Turn a condo into cheap college housing
Here's a money-saving idea for any parent with kids in college: Stop paying for a dorm or rental apartment and buy them a condo or house to live in.
It won't work for every family and every school, but it's something everyone should consider.
Room and board at public four-year schools averaged an estimated $8,540 in 2010-11, according to the College Board.
With home prices down almost everywhere, you might be able to find a great deal that saves you money now and allows you to cash in on the appreciation in a few years, after the real estate market turns around and your child graduates.
Here are eight questions that can help you decide if buying a second home for your college student makes sense.
Question 1. Is your kid mature enough to care for a second home?
You've got to be able to trust your son or daughter. If they're going to trash it, you don't want to own it.
Question 2. Is housing affordable where they go to school?
Buying won't make sense in a high-cost city such as San Francisco -- where median home prices can top $600,000.
But what if your kid attends classes in the Oklahoma City area, where the median home price is closer to $100,000?
If you put 20% down on a 30-year, fixed-rate $125,000 mortgage, the monthly payment would be about $700 in a town where rent for a two-bedroom apartment can cost more than $1,000 per month, according to Rent.com.
Question 3. Is the local housing market crashing?
Think twice before buying in one of the states that have suffered the most from the mortgage crisis -- Florida, California, Arizona, Nevada, Michigan and Ohio.
An astounding number of foreclosures, double-digit declines in property values and way too many homes for sale will hurt those real estate markets for years to come.
Question 4. Will you send more than one kid to the same school?
Maybe you're a devoted alum. Or perhaps you've been investing in a 529 savings plan that guarantees your child's tuition will be fully covered at in-state colleges and universities.
Whatever the reason, buying a second home makes even more sense if you can use it for two or three kids and keep it for eight or nine years.
Question 5. Do you have enough cash for a down payment?
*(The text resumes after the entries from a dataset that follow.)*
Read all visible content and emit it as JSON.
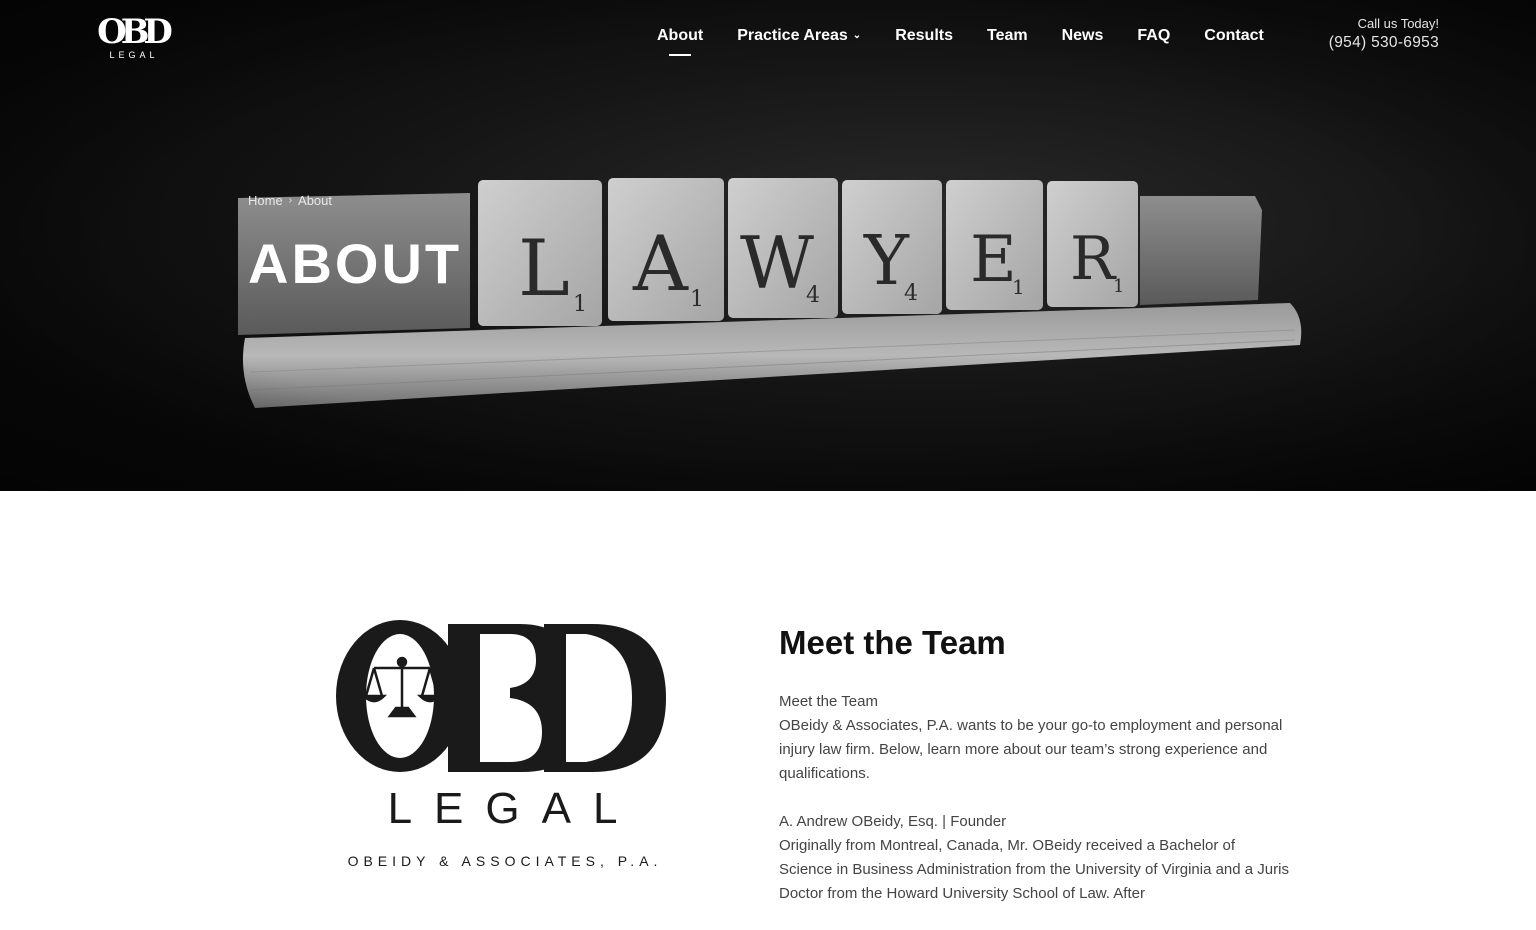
{
  "logo_small": {
    "mark": "OBD",
    "word": "LEGAL"
  },
  "nav": {
    "items": [
      {
        "label": "About",
        "active": true
      },
      {
        "label": "Practice Areas",
        "dropdown": true
      },
      {
        "label": "Results"
      },
      {
        "label": "Team"
      },
      {
        "label": "News"
      },
      {
        "label": "FAQ"
      },
      {
        "label": "Contact"
      }
    ],
    "call_label": "Call us Today!",
    "phone": "(954) 530-6953"
  },
  "hero": {
    "breadcrumb": {
      "home": "Home",
      "current": "About"
    },
    "title": "ABOUT",
    "tiles": [
      {
        "letter": "L",
        "score": "1"
      },
      {
        "letter": "A",
        "score": "1"
      },
      {
        "letter": "W",
        "score": "4"
      },
      {
        "letter": "Y",
        "score": "4"
      },
      {
        "letter": "E",
        "score": "1"
      },
      {
        "letter": "R",
        "score": "1"
      }
    ]
  },
  "logo_large": {
    "mark": "OBD",
    "word": "LEGAL",
    "subtitle": "OBEIDY & ASSOCIATES, P.A."
  },
  "team": {
    "heading": "Meet the Team",
    "intro_title": "Meet the Team",
    "intro": "OBeidy & Associates, P.A. wants to be your go-to employment and personal injury law firm. Below, learn more about our team’s strong experience and qualifications.",
    "founder_title": "A. Andrew OBeidy, Esq. | Founder",
    "founder_bio": "Originally from Montreal, Canada, Mr. OBeidy received a Bachelor of Science in Business Administration from the University of Virginia and a Juris Doctor from the Howard University School of Law. After"
  },
  "colors": {
    "hero_bg": "#111111",
    "text_dark": "#111111",
    "text_body": "#444444",
    "white": "#ffffff"
  },
  "icons": {
    "dropdown": "chevron-down-icon",
    "scales": "scales-of-justice-icon"
  }
}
Lenders consider second homes to be riskier investments than primary residences. To swing a mortgage, don't be surprised if you need enough cash to cover 20% to 40% of the purchase price.
Question 6. Can you take advantage of the tax breaks?
Second homes qualify for many, if not all, of the tax deductions available on a primary residence. If you can put those deductions to full use, that's a big financial advantage to buying.
You're allowed to deduct the mortgage interest on two separate homes for up to a combined total of $1 million in mortgage debt. So, if you owe $500,000 on one and $500,000 on the other, you can write off all the interest payments.
If you owe $600,000 on both, you can still write off the interest on the first $1 million, but not on the remaining $200,000. If you happen to own three homes, you can write off the debt on only two of them, but you do get to choose which two.
You also get to write off your property taxes in the same way as you can for your primary residence.
Question 7. Can you find a great condo?
There's no rule against buying a single-family home. But do you want to be dealing with leaky roofs and faulty plumbing from hundreds of miles away? Can you count on your kids to mow the lawn and shovel the snow?
For most parents, those are headaches you can live without.
You need a condo where all of those repairs and routine maintenance are taken care of for you.
Look for a building or townhouse development that's in excellent condition and where most of the units are owner-occupied.
Question 8. Are you ready to be a landlord?
If you buy a two- or three-bedroom home, you can cover much of your mortgage by renting one or two of those rooms to other college students -- preferably students you know through your children or friends.
If you'll have two kids attending the same school but there's a substantial age difference between them, you might have to rent the entire home to other students for a couple of years.
Just make sure you're aware of the additional costs and hassles before making that a part of your plan.
You'll almost certainly need an accountant or tax adviser, just to help you cope with all the financial issues.